Sukses

Presiden Kuba Temui Kim Jong-un Saat Kunjungan Pertama ke Asia, Hasilnya?

Presiden Kuba bertemu dengan Pemimpin Korea Utara, membahas harapan untuk segera keluar dari jerat sanksi ekonomi AS.

Liputan6.com, Pyongyang - Pemimpin Korea Utara Kim Jong-un dikabarkan bertemu dengan Presiden Kuba Miguel Diaz-Canel Bermudez di Pyongyang, awal pekan ini.

Dalam pertemuan yang jarang tersebut, kedua pemimpin negara berharap segera keluar dari sanksi ekonomi Amerika Serikat (AS), dan sepakat untuk memperluas serta memperkuat hubungan strategis mereka, lapor media pemerintah Korea Utara.

Diaz-Canel, yang berada di Asia dalam tur internasional pertamanya sejak menjabat pada bulan April, tiba di Pyongyang bersama istrinya pada Minggu, 4 November 2018.

Dia disambut oleh Kim Jong-un di Bandara Internasional Kim Jong-il, yang mengajaknya berkeliling kota melewati kerumunan lambaian suka cita warga Pyongyang, sebagaimana dikutip dari Time.com pada Senin (5/11/2018).

Media Korea Utara melaporkan, bahwa dua pembicaraan telah diadakan di Paekhwawon State Guest House, di mana keduanya menekankan sejarah ideologi sosialis dan bersumpah untuk melanjutkan solidaritas.

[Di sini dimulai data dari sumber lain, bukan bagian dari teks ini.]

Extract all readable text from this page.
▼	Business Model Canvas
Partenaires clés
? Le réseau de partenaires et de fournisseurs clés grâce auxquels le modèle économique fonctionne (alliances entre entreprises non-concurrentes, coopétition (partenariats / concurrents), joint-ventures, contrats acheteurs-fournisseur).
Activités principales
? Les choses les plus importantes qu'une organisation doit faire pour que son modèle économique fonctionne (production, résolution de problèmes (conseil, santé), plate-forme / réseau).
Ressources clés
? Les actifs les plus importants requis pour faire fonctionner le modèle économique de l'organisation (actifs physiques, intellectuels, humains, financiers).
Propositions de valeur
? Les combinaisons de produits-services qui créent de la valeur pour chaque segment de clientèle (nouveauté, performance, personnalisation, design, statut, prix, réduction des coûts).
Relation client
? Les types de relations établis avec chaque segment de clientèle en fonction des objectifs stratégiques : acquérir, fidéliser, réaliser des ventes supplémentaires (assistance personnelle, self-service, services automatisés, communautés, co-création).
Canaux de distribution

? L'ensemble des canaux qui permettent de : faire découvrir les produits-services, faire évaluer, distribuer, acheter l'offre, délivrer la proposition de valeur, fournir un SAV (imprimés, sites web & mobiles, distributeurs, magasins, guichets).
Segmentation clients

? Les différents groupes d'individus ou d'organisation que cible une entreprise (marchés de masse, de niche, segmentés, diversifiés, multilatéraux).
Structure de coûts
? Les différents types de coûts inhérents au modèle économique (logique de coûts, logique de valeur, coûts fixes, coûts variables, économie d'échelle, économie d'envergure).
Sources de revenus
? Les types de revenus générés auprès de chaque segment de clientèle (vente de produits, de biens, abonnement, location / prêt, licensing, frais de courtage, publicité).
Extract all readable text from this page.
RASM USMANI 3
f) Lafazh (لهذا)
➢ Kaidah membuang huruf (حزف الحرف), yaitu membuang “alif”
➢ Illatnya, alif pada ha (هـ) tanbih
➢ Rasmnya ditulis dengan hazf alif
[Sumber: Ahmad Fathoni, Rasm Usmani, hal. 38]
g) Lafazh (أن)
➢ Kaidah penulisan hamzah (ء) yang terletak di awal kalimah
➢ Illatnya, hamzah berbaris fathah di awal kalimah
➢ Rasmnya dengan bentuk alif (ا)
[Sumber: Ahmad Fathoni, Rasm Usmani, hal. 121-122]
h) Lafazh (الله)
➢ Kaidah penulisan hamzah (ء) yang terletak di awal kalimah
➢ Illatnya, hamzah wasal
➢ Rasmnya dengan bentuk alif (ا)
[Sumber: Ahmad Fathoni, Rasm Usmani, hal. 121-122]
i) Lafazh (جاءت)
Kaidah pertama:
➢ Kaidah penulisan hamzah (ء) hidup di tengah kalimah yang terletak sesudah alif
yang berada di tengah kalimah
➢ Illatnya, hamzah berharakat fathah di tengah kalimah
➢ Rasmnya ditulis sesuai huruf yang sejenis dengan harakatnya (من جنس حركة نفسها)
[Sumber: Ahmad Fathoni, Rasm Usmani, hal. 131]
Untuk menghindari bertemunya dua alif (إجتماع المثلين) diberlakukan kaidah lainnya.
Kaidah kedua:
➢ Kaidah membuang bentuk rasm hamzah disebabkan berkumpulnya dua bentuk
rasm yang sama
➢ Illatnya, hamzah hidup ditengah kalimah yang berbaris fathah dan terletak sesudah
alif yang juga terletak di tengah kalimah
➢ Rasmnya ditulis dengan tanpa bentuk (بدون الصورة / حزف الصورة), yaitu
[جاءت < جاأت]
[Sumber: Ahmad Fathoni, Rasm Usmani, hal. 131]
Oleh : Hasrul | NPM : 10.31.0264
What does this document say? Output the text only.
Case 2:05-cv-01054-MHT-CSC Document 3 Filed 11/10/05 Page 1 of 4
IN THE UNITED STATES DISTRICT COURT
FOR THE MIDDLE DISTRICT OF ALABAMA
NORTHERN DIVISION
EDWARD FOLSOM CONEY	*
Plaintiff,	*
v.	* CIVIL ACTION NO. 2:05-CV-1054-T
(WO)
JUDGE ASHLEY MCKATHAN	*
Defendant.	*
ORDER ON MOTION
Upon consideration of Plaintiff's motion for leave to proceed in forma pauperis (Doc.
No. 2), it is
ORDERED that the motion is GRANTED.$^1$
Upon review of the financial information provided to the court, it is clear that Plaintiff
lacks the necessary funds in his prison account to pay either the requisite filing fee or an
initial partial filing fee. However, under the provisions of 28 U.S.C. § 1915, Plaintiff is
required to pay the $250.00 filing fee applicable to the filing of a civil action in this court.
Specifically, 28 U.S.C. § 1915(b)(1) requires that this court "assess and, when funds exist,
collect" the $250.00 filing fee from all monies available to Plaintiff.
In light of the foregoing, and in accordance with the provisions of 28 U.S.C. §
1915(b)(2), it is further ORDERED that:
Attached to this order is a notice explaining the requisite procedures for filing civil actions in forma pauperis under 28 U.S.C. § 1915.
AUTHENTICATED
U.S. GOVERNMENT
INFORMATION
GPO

Hanya sedikit hal spesifik yang disampaikan oleh media resmi Korea Utara, tetapi dikatakan bahwa perundingan berlangsung dalam suasana yang bershabat dan menyenangkan.

Oleh pengamat, pertemuan Miguel Diaz-Canel Bermundesz dan Kim Jong-un bisa dilihat sebagai pukulan telak bagi AS, yang telah mengalami kesulitan dalam upaya mendorong kemajuan signifikan komitmen Korea Utara terkait isu denuklirisasi.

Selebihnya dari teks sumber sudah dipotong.